High impact resistance and excellent transparency make polycarbonate the material of choice for water bottles, windshields, and eyeglasses.
In 1953, polycarbonate resin was invented twice. It was first created in Germany by Dr. Hermann Schnell of Bayer, and then, just one week later in the United States, Dr. Daniel Fox of General Electric announced his discovery. Both companies applied for a patent for the gooey substance, which hardened into a nearly unbreakable solid. Both companies agreed that whichever received the patent would pay a royalty to the other, which allowed Bayer and GE to each develop and market products based on the resin.
Polycarbonate is a thermoplastic, which is a class of polymers that turn to liquid at higher temperatures and solidify into a glass-like phase when cooled.

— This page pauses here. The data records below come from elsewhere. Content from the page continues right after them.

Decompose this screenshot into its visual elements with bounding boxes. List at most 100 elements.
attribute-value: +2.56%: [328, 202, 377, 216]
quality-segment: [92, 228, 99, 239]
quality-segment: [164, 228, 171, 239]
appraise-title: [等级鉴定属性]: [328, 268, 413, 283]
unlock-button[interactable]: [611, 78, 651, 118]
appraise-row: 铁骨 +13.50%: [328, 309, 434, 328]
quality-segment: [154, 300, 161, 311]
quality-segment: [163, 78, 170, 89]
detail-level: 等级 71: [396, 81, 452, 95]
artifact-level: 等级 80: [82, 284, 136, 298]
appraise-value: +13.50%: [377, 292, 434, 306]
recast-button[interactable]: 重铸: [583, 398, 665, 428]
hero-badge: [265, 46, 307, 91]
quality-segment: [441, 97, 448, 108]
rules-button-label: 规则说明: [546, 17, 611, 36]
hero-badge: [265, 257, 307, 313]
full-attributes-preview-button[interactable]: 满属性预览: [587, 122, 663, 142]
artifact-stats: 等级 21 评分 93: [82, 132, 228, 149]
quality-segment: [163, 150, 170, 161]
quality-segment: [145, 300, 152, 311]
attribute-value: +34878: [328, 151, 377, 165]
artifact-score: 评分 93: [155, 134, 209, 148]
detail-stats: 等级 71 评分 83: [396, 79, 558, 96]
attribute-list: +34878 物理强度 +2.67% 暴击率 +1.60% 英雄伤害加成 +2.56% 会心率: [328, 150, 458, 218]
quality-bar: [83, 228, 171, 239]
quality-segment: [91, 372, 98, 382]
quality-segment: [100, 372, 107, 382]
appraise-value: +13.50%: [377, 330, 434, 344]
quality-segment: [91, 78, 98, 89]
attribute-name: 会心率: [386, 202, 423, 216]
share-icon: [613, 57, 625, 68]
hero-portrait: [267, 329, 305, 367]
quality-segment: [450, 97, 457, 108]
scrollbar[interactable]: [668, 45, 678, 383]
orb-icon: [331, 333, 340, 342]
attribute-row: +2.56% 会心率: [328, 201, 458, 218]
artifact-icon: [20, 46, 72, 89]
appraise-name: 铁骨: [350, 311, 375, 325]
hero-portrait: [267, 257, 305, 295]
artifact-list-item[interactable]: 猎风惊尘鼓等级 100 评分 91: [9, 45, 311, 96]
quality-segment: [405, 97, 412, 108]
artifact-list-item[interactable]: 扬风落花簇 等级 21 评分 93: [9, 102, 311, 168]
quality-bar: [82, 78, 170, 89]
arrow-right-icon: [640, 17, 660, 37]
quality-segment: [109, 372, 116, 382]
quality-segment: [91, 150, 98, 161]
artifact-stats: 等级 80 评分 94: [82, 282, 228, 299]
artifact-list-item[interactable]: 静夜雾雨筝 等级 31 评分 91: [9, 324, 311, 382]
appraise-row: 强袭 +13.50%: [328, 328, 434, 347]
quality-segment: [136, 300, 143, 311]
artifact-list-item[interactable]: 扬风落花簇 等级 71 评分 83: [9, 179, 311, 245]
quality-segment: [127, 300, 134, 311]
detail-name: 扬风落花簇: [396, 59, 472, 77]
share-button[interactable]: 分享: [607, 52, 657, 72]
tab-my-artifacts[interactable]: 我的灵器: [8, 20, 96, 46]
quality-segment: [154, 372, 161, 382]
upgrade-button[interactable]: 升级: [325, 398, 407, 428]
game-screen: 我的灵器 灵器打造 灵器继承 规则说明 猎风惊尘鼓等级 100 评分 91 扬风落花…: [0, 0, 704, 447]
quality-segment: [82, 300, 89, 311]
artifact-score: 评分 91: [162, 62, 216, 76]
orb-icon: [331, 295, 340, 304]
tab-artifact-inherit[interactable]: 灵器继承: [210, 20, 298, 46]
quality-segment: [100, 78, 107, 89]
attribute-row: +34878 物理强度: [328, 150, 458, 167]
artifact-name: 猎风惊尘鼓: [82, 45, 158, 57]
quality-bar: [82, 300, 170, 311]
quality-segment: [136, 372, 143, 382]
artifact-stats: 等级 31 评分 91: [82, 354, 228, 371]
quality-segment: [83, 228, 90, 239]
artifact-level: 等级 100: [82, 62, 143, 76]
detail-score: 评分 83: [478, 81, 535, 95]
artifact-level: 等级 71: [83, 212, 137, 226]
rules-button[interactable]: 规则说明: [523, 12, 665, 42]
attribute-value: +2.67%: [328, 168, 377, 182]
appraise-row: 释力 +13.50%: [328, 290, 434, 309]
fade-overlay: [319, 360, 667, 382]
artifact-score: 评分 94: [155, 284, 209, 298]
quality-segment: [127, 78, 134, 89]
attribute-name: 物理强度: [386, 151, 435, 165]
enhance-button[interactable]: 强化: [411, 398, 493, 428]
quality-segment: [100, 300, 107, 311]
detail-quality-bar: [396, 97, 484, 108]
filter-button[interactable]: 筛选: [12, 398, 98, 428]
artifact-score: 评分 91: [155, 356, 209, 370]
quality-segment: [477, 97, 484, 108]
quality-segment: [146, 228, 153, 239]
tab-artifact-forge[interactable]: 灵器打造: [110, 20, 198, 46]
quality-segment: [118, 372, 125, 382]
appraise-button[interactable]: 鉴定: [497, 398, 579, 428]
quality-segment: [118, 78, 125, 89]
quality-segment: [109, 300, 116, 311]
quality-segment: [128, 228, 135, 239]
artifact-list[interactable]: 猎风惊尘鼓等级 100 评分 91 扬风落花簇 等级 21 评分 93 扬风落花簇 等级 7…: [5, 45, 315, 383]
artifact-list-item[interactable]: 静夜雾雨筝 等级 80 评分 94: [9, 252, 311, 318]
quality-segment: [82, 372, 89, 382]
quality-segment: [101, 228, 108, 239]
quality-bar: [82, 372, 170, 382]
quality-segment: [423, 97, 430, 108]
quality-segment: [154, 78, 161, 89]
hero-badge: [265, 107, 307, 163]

Polycarbonates tend to begin to soften around 150 ˚C and liquefy around 300 ˚C. In spite of this property, polycarbonates are often worked at room temperature using processes similar to those used for sheet metals since polycarbonates are able to withstand large amounts of stress without cracking or breaking.
Polycarbonate has two especially valuable properties: it is highly impact resistant and extremely transparent to visible light. Unfortunately, polycarbonate is easily scratched, but with a protective coating it may be used for sunglasses, eyeglasses, automotive headlight lenses, and sports helmets. A different coating is used to make the bullet-resistant glass in cars and the bullet-proof glass that protects bank tellers. Polycarbonate was even used in the bubble helmets worn by the Apollo astronauts when they walked on the moon.
Polycarbonate is also much more commonly known. It is the polymer that makes up the containers that hold many commercial, bottled waters and also CDs, DVDs, and Blu-ray discs. Polycarbonate is marketed under the trade names Lexan and Makralon.